OPUS, CORNWALL STREET
STEAMED FILLET OF BRILL, FENNEL AND SQUID INK RAVIOLI, COCKLE BEURRE BALNC, SEA VEGETABLES
You will need:
200g fresh cockles
200g ‘00’ flour
50g semolina flour
200g egg yolks
In a hot pan, using a splash of oil, steam cockles in white wine until all open. Chill and pass through sieve. Retain cooking liquor.
Place flour and semolina in a bowl and crate a well, pour in egg yolk, oil and squid ink and work slowly to form your pasta dough. Set aside for 2 hours.

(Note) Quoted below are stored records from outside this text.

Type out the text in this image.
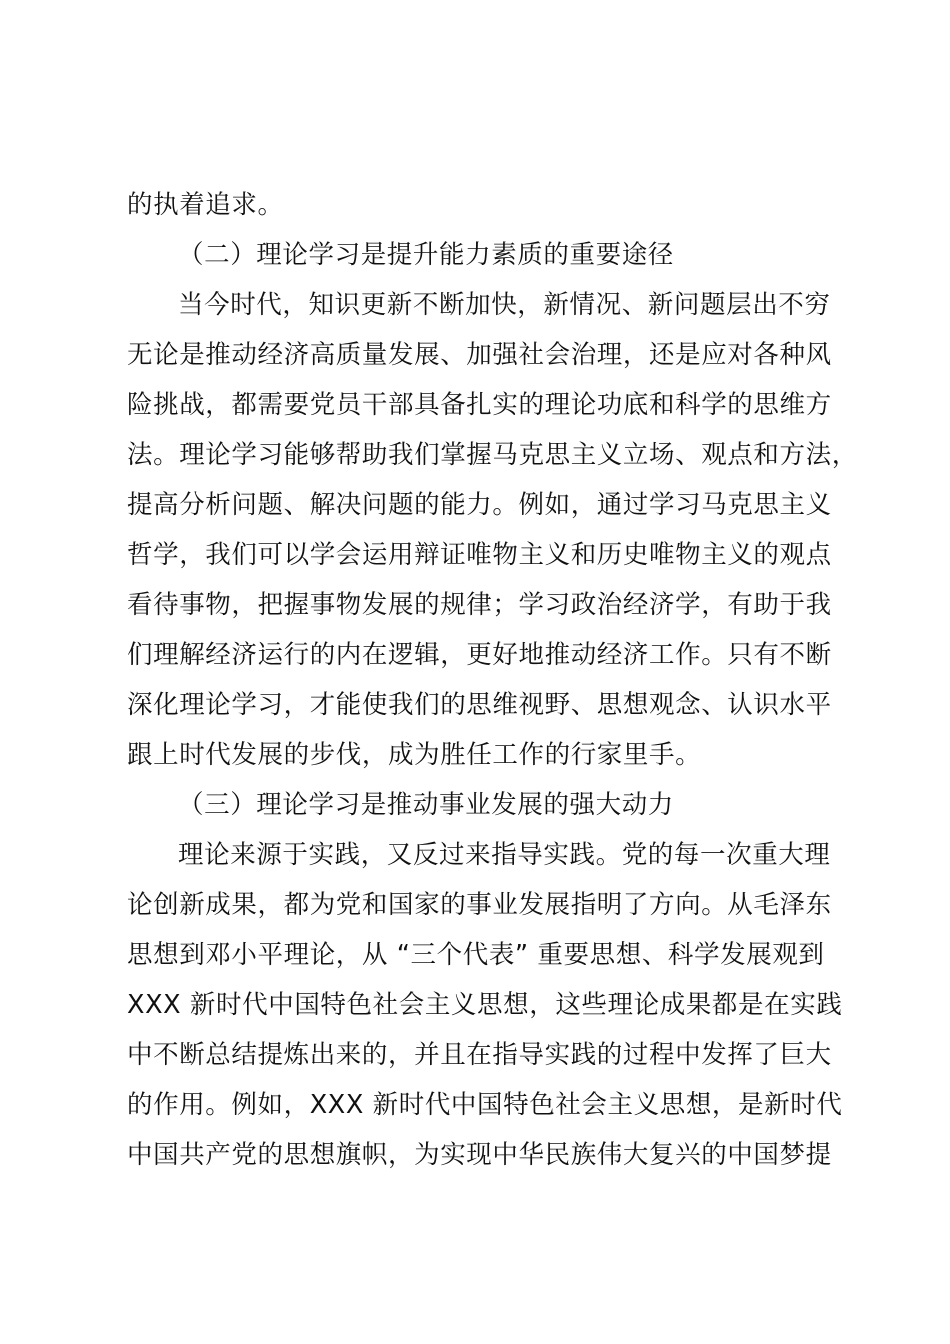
的执着追求。
（二）理论学习是提升能力素质的重要途径
当今时代，知识更新不断加快，新情况、新问题层出不穷
无论是推动经济高质量发展、加强社会治理，还是应对各种风
险挑战，都需要党员干部具备扎实的理论功底和科学的思维方
法。理论学习能够帮助我们掌握马克思主义立场、观点和方法，
提高分析问题、解决问题的能力。例如，通过学习马克思主义
哲学，我们可以学会运用辩证唯物主义和历史唯物主义的观点
看待事物，把握事物发展的规律；学习政治经济学，有助于我
们理解经济运行的内在逻辑，更好地推动经济工作。只有不断
深化理论学习，才能使我们的思维视野、思想观念、认识水平
跟上时代发展的步伐，成为胜任工作的行家里手。
（三）理论学习是推动事业发展的强大动力
理论来源于实践，又反过来指导实践。党的每一次重大理
论创新成果，都为党和国家的事业发展指明了方向。从毛泽东
思想到邓小平理论，从 “三个代表” 重要思想、科学发展观到
XXX 新时代中国特色社会主义思想，这些理论成果都是在实践
中不断总结提炼出来的，并且在指导实践的过程中发挥了巨大
的作用。例如，XXX 新时代中国特色社会主义思想，是新时代
中国共产党的思想旗帜，为实现中华民族伟大复兴的中国梦提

Roll pasta using machine to 1 to 2 mm thick, then cut discs for ravioli. Place fennel mix into centre of disc and brush lightly with egg yolk. Place another disc on top and press gently ensuring there’s no air trapped inside. Trim using fluted cutter for serving.
Reduce cooking liquor from cockles in a pan with some shallots and peppercorns, add cream and reduce further. Once reduced by half, add some chilled diced butter, take off the heat and whisk until melted to create sauce. Pass through a sieve and add cockles.
In steamer, cook ravioli for 5 minutes and fish for 4 minutes. Place into a hot bowl and dress with assorted sea vegetables and cockle beurre blanc sauce.